Collapse is a Choice
Feigned helplessness is one of the least attractive qualities in a state or local politician. Dunking on Olympia, or on President Trump, is the cheapest kind of talk when policy tools exist in Washington to address our most serious problems. Not all of our current crises are solvable with money, but it could blunt the worst effects, and nothing is stopping us except political will at the state level.
Of course, it's much easier to blame Donald Trump and Mitch McConnell for failing to rescue state and local governments. This blame is richly deserved: the federal government can borrow at very low interest rates, in a currency it can print in theoretically infinite quantities.

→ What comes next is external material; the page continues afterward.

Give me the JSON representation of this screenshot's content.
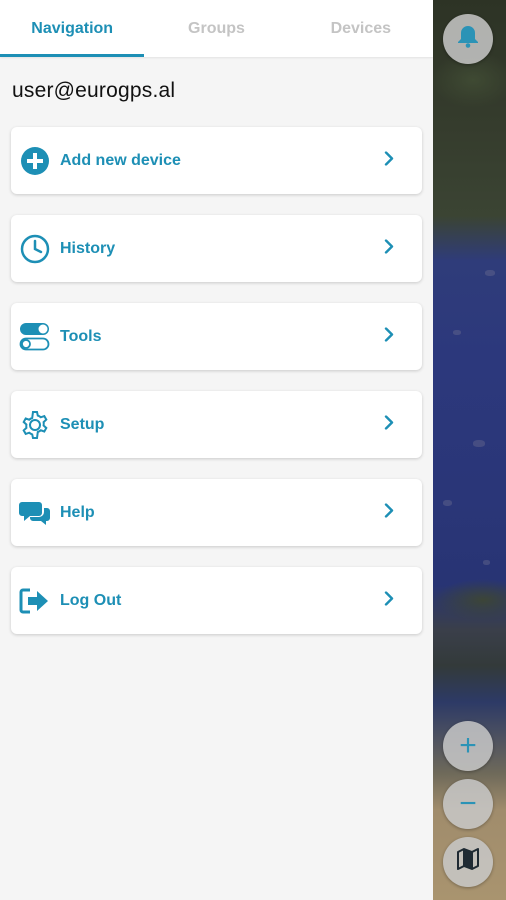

But quite aside from these advantages, the logic of deficit spending to solve urgent problems is evident to most people. It applies equally well to the State of Washington. Pick your crisis: bailing out restaurants and bars so they don't have to spread the virus to stay solvent; resourcing schools to open safely; expanding unemployment insurance while we ban many business activities; building alternatives to policing before gutting the nation's public safety framework; rejuvenating our forests so they burn less; housing the homeless; or indeed [heroically staying on-topic] undoing decades of progress in building a robust transit network here in Seattle.
Unlike many states, balanced budget rules are not in Washington's Constitution, but merely a statute passed in 2012. Therefore, a simple majority vote from our Democratically controlled House and Senate, and the Governor's approval, could start providing relief in one of the worst of times in at least 50 years.
I am not even close to the first person to have this idea. It's time for the state to stop waiting for others to rescue it and mobilize its own resources to provide relief for a stack of emergencies that no rainy-day fund could anticipate.